Kane Barrett
- Full name: Kane Sinclair Barrett
- Born: 16 April 1990 (age 36) New Plymouth, New Zealand
- Height: 1.94 m (6 ft 4 in)
- Weight: 111 kg (17 st 7 lb; 245 lb)
- School: Francis Douglas Memorial College
- Notable relative(s): Beauden Barrett (brother) Jordie Barrett (brother) Scott Barrett (brother)
- Occupation: Dairy farmer

Rugby union career
- Position(s): Lock, Flanker

Senior career
- Years: Team / Apps / (Points)
- 2010–2014: Taranaki / 25 / (10)
- 2013–2014: Blues / 3 / (0)
- Correct as of 5 May 2018

International career
- Years: Team / Apps / (Points)
- 2007–2008: New Zealand Schools /  / (0)
- Correct as of 5 May 2018

= Kane Barrett =

New Zealand rugby union player

Kane Sinclair Barrett (born 16 April 1990) is a retired New Zealand rugby union player. He represented Taranaki in the ITM Cup. Barrett made his Taranaki debut in 2010 and his strong performances saw him named in the squad for the 2013 and 2014 Super Rugby seasons. He had international experience as well with the New Zealand Secondary Schools side. Barrett retired in 2014 due to ongoing concussion problems.

==Early life==
Barrett was born on 16 April 1990 in New Plymouth. He grew up on the farm in Pungarehu, Taranaki. He has three sisters and four brothers, including All Blacks Beauden, Scott, and Jordie. He attended Francis Douglas Memorial College in New Plymouth and played for the local Coastal Rugby Club. Barrett's father Kevin Barrett made 14 appearances for the Hurricanes during the 1997 and 1998 seasons and played 167 first-class matches for Taranaki.

==Domestic career==

===ITM Cup===
Aged only 20, Barrett played his first game for Taranaki in their 25–15 win over Otago, coming off the bench in the second half to join his younger brother, Beauden. He made a further five appearances.

===Super Rugby===
In September 2012 it was announced that he would join the Blues for the 2013 Super Rugby season and he made his debut against the Bulls in Round 3, playing 71 minutes of a 21–28 loss at Eden Park.

==International career==

Barrett was selected in the New Zealand Secondary Schools side in 2008. He then made the side for a second year in 2009, and was named captain.
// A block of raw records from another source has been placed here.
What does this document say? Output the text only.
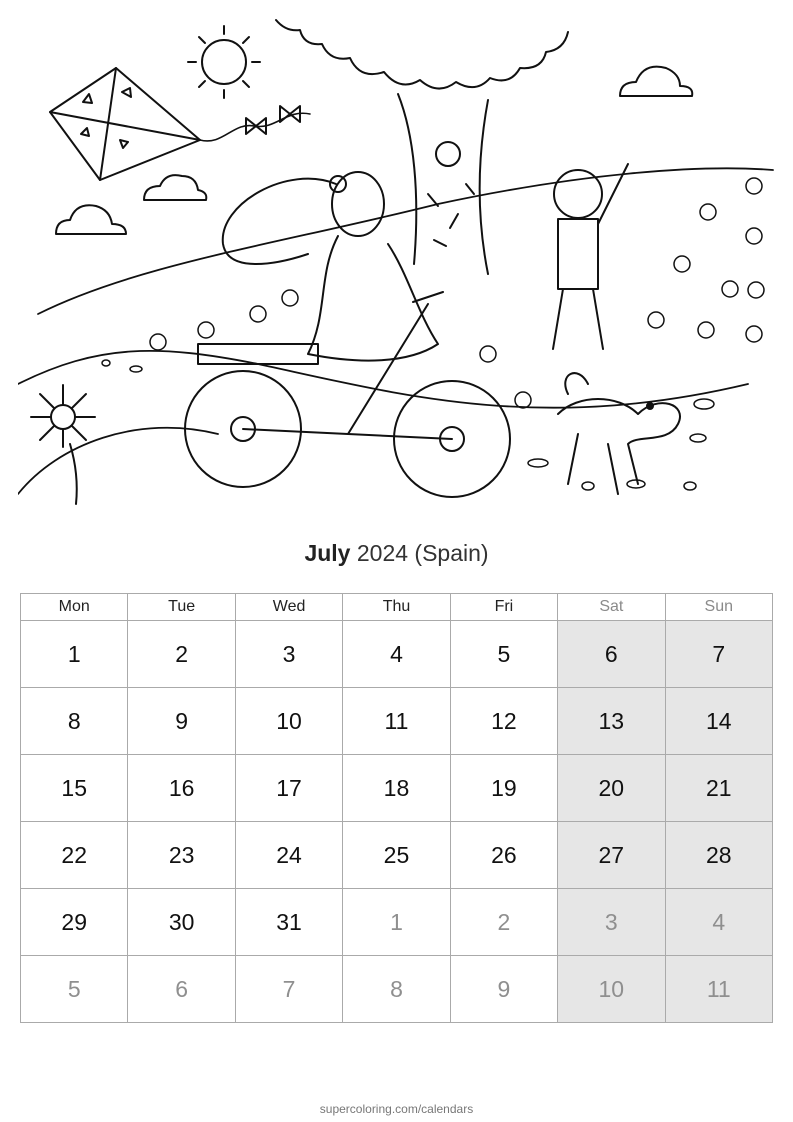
July 2024 (Spain)
Mon	Tue	Wed	Thu	Fri	Sat	Sun
1	2	3	4	5	6	7
8	9	10	11	12	13	14
15	16	17	18	19	20	21
22	23	24	25	26	27	28
29	30	31	1	2	3	4
5	6	7	8	9	10	11
supercoloring.com/calendars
With the New Zealand Under 20s he had only just missed selection for the 2010 IRB Junior World Championship held in Argentina. Barrett was also known in sevens after making Gordon Tietjens' squad to prepare for the Wellington Sevens, but again was unsuccessful.

Barrett retired from rugby in 2014 after suffering from concussion.